One of my colleagues at CIP, and Head of CIP’s Outreach Program from 1973-76 or so, was Richard ‘Dick’ Wurster who had spent some years with a potato program in East Africa (Uganda I believe) before being recruited to join CIP. Dick was independently wealthy, and a licensed pilot. He brought his own aircraft with him! And CIP took advantage of that to use it to ferry staff to Huancayo, landing at the unmanned airstrip in Jauja, now the Francisco Carle Airport served by scheduled airlines. It was a six-seater I believe, maybe a Cessna O-2 Skymaster. Anyway, CIP had a full time pilot. A year or so later, CIP purchased its own aircraft, a much more powerful model with a longer range.

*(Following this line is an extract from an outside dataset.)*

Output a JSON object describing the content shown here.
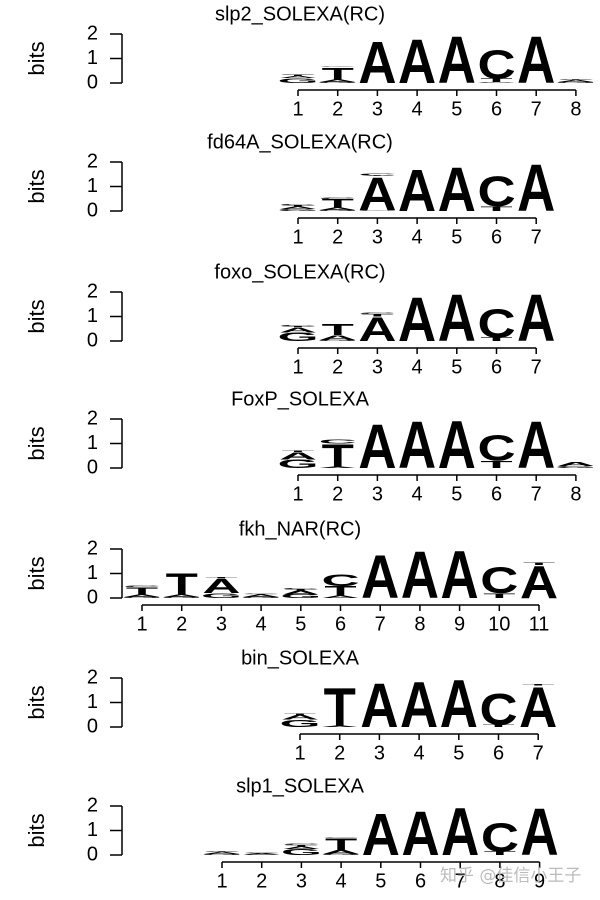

To fly to Jauja safely, the flight path had to cross the Andes at around 22-24,000 feet. Dick’s plane was not sufficiently powered to climb directly from Lima over the mountains. So it would take off from Jorge Chavez Airport (Lima’s international airport) on the coast, and climb inland, more or less following the Carretera Central, before turning around and heading back to the coast, climbing all the time. Then it would head east once again, having gained sufficient height in the meantime to cross the watershed, and miss all the mountains that stand in the way.

Flying on a cloudy day was always a tense trip, because the pilot had to dead reckon where he was, then, seeing an opening in the cloud cover, dive down to come in over the Mantaro Valley, making at least one pass over Jauja airstrip to check there were no human or animal obstacles blocking the runway.

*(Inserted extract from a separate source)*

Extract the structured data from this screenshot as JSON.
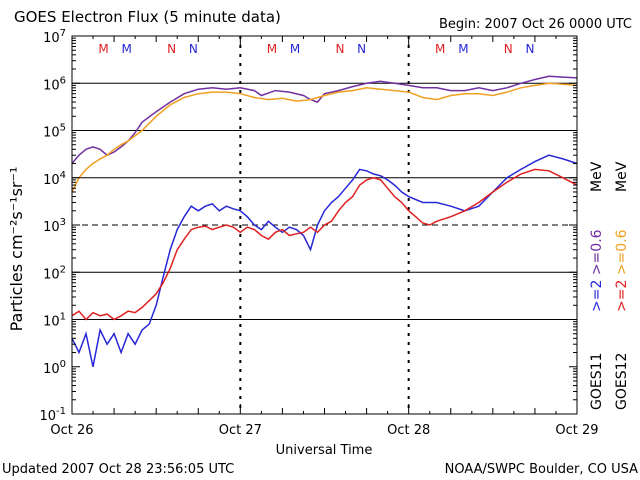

That’s looks like Dr Parviz Jatala (one of CIP’s nematologists) alongside the pilot.

Anyway when I recently came across the photos below (taken around 1974), on a clear day crossing the Andes, I was struck by the amount of snow and ice cover, glaciers even. And that made me wonder, in these times of global warming, how that phenomenon has affected the snow cover on these Andes peaks today.

A serious decline in snow and ice cover would have considerable knock-on effects in terms of water availability east towards the Mantaro Valley, and more seriously to the west, down the River Rimac to Lima that depends so heavily on this source of water from the mountains.